I don't really buy that. This is Campaign Life Coalition's Questionnaire from the last election:
Do you believe life begins at conception (fertilization)?
If elected, will you support measures to introduce and pass a law to protect every unborn child from the time of conception (fertilization) onward?
Are there any circumstances under which you believe a woman should have access to abortion? (Note: Surgical or medical intervention, designed to prevent the death of the mother i.e. in the cases of tubal pregnancy or cervical cancer, which results in the unintended death of the preborn child is not an abortion)
If elected, will you support legislative or regulatory measures that would prohibit the dispensing of abortion-inducing pharmaceuticals?
If elected, will you support legislative or regulatory measures to prohibit experimentation upon human embryos, at every stage of development?

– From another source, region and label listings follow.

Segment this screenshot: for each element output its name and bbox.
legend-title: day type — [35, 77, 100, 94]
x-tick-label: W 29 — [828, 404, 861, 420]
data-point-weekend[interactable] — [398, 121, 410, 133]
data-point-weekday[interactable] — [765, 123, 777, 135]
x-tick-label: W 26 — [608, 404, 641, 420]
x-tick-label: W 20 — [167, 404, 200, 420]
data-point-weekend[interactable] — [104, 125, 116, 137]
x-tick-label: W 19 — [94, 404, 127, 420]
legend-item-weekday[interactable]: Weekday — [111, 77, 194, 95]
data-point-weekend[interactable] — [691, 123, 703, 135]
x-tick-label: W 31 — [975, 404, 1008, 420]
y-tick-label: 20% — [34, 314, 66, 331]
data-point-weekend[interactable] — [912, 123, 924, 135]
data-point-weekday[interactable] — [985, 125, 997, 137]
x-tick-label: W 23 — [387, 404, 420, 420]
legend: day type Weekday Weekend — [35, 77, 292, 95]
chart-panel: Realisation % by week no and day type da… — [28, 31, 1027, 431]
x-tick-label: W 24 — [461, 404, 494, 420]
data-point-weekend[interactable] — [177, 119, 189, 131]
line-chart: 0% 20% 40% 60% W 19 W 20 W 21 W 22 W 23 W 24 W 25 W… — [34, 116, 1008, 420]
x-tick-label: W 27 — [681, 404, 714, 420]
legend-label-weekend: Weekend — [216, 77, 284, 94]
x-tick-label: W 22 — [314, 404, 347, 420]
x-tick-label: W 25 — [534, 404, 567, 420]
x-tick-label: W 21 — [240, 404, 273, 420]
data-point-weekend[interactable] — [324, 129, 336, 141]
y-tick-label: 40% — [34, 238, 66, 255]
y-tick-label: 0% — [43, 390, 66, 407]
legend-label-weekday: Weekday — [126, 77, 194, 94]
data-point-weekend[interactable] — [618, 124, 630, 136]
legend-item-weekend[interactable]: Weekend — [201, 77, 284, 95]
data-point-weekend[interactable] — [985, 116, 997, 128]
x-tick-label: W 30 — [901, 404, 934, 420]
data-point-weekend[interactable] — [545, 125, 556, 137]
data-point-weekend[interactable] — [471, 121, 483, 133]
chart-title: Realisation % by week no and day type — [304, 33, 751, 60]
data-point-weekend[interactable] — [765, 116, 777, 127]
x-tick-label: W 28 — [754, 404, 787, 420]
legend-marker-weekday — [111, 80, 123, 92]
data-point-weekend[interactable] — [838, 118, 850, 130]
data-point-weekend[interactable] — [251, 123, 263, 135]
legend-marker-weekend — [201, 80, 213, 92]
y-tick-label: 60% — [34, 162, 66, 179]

If elected, will you oppose any legislative or regulatory measures designed to permit the deliberate killing (euthanasia) of a human being regardless of age, state of health or "anticipated quality of life" or designed to permit "doctor-assisted suicide"?
If elected, will you support legislative or regulatory measures to explicitly exclude abortion as an insured health service under the Canada Health Act?
If elected, will you vote for measures that define marriage as the union of one man and one woman to the exclusion of all others?
If a politician has a more complex answer, there's nothing stopping him from adding qualifications to his answer. Campaign Life always publishes comments that candidates add to the questionnaire. If the candidate chooses to write a letter instead of answering a questionnaire, that is also taken into account. But I think these questions are pretty straightforward. Few questions of the average voter are "scientifically sound". This isn't a survey, it's an attempt to discover what an individual candidate has to say. You don't need a scientifically sound question to ask. What's the difference between a politician responding to these questions orally (which the Conservatives do not openly discourage) and answering them on paper?
The difference is that the Conservative Party does not want "evidence" for the mainstream media to reproduce, like that footage of Cheryl Gallant saying that abortion is no different that Daniel Stern's beheading. Of course, no one in the Conservative Party went to bat for Cheryl to prove her claim, by showing testimony of abortionists who do partial birth abortions (and who do occasionally rip off babies' heads).
It seems to me if the Conservative Party stood up to the MSM instead of kowtowing to it, it might gain more respect. But I strongly suspect there is a current of Red Tories who want to see so-cons to go down, so they don't fight for them. They don't have the guts to stand up for so-cons, because they believe the very same things that the MSM uses in an attempt to shame us, so they feel the shame. They think the rest of Canada judges them by the standards of the MSM, when in fact, the people who're most likely to care won't vote Conservative to begin with.